1
Yorum
1
Beğeni
5,0
Puan
49
Okunma
İSTANBUL VE BEN
Hakikat perdesinde ne çok benzeriz birbirimize,
Ey Aziz İstanbul!
Benim de gönül solumda hep bir vuslat acısı;
Bir yanım senin gibi, Zâhir’in (Dış Görünüş) parlak şehri,
Bir yanım ise yıkık bir dergâh misali, Vîran Hâne.

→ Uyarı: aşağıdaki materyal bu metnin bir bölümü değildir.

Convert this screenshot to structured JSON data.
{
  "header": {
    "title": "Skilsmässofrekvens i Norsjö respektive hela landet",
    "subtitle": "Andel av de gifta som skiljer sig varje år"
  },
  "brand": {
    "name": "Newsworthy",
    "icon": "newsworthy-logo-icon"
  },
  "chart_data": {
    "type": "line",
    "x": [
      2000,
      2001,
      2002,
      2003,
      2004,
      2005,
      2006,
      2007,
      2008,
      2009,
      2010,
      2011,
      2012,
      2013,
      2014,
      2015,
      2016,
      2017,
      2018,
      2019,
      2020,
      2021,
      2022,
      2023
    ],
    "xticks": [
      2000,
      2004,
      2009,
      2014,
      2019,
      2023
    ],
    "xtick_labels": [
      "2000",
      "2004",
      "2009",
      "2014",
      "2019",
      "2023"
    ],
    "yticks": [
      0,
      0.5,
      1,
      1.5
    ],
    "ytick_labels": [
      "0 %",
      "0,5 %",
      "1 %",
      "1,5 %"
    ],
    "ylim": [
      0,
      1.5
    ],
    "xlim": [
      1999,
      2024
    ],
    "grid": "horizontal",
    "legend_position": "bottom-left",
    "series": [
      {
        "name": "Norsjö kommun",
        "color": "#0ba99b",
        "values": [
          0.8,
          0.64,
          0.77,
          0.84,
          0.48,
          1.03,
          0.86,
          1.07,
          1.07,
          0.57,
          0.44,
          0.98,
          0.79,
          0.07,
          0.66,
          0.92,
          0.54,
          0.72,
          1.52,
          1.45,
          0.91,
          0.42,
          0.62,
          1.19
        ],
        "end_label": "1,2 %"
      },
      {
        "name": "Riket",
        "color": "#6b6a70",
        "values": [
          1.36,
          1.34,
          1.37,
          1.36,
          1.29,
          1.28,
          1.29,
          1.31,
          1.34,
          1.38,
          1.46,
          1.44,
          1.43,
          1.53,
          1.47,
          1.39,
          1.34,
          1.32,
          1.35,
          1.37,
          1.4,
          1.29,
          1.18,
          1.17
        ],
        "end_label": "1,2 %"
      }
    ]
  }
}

Bazen nefsin şuh kahkahası yükselir benden,
Bazen gözyaşı olur, o gizli sırlar akar.
Senin spot ışıkların, dünyalık safsatalar baş tacı;
Bende ise parlayan, Hakk’tan gelen Kandil Yıldızlar var.
Ey Aziz İstanbul, sen ve ben...
Neden bu kadar sırr-ı gizli bir yüzüz?
İkimiz de, Vücud kapısıyız;
Ya fenâ için ardına kadar açık, ya da bâki bir sırla kapalı.
Bazen hicran ayazından daha soğuk oluruz,
Bazen ise nefessiz İlâhî Aşk’ta doruk buluruz.
Bazen benim gibi, nefsinden arınmış bir korkuluk ...
Aziz İstanbul, sen ki, manevi makam olan Eyüp Sultan;
Bırrak gönül bense, Aşk Ateşi’nin tutsağı Gönüller Sultanı Hâr’ım.
Ve ikimiz de, ilâhî aşkın ateşleri içindeyiz.
Bekletme bizleri, ey Sevgili Yâr !
Gönüllerimiz bu ateş ile sadece Seni zikreder,
Seni sayıklar.
Ne çok benzeriz birbirimize, ey Aziz İstanbul!